Pennington alone is worth the ticket price. White-bearded and shambling like some demented Jeremy Corbyn, he captures Lear’s profound inner torments: furious at the coldness of his daughters, raging against his growing physical and mental decline. This is not an easy watch.

The set, all gaunt drapes, brutalist concrete walls and dark spaces, perfectly sets the tone of Shakespeare’s brilliant exploration of human folly. There is a terrific storm scene that was genuinely scary and some really convincing stage fights.

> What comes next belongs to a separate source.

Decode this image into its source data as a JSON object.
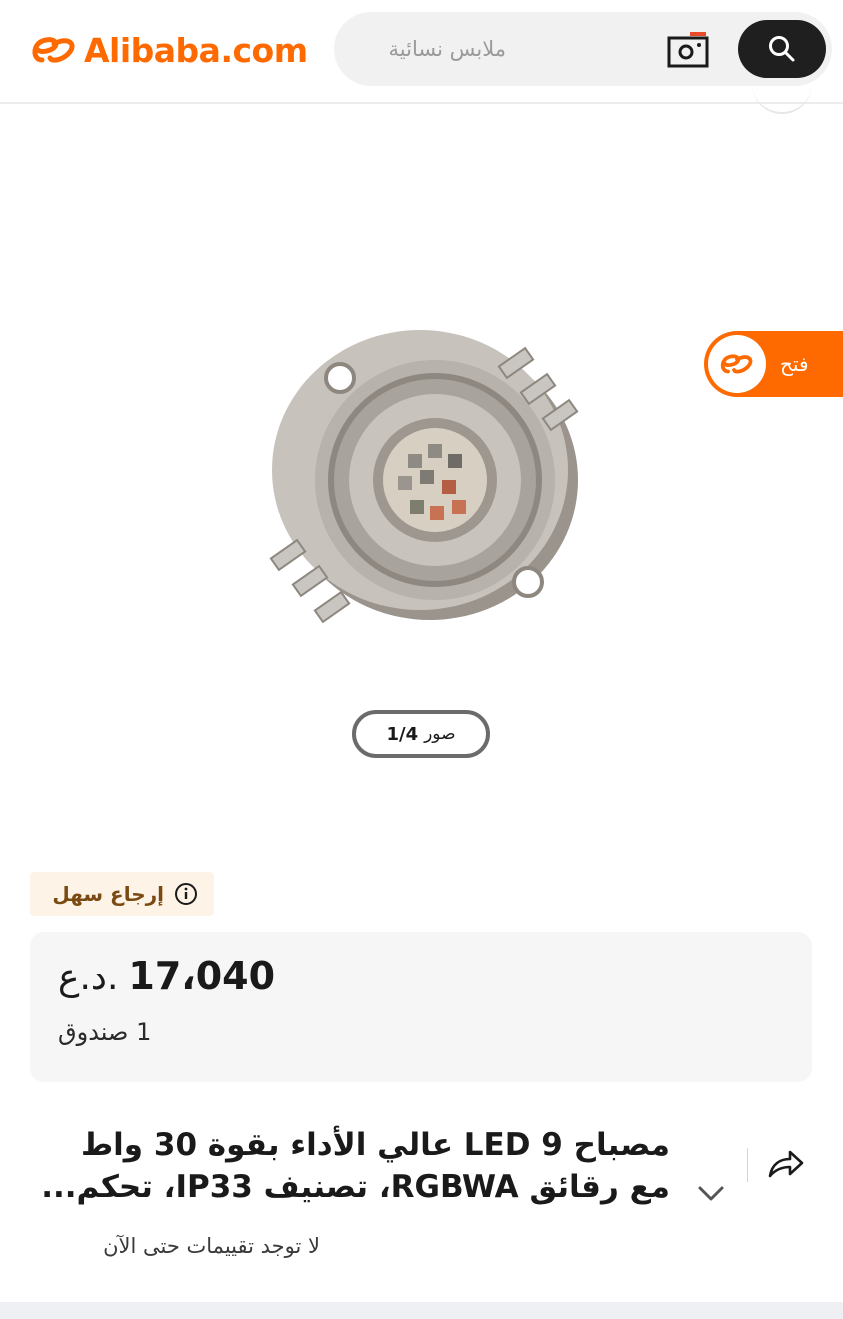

Pennington, wonderful at conveying the sad pain behind the outward smile, is well supported by Pip Donaghy as the blinded Gloucester. That said the sheer power of these two actors seem to suck some of the life out of the others. The three daughters of Lear aren’t nasty enough (OK their 1930s costumes make them look like figures from a Noel Coward play), Edmund, the chief baddie (Scott Karim) is not hateful enough and the complex warring plot often was obscured by injudicious doubling up of parts.

But those caveats aside, Pennington was marvellous, maybe not the greatest Lear of our generation but certainly up there in the running. You weep for his character and realise all too powerfully that Cordelia’s bullet is for him.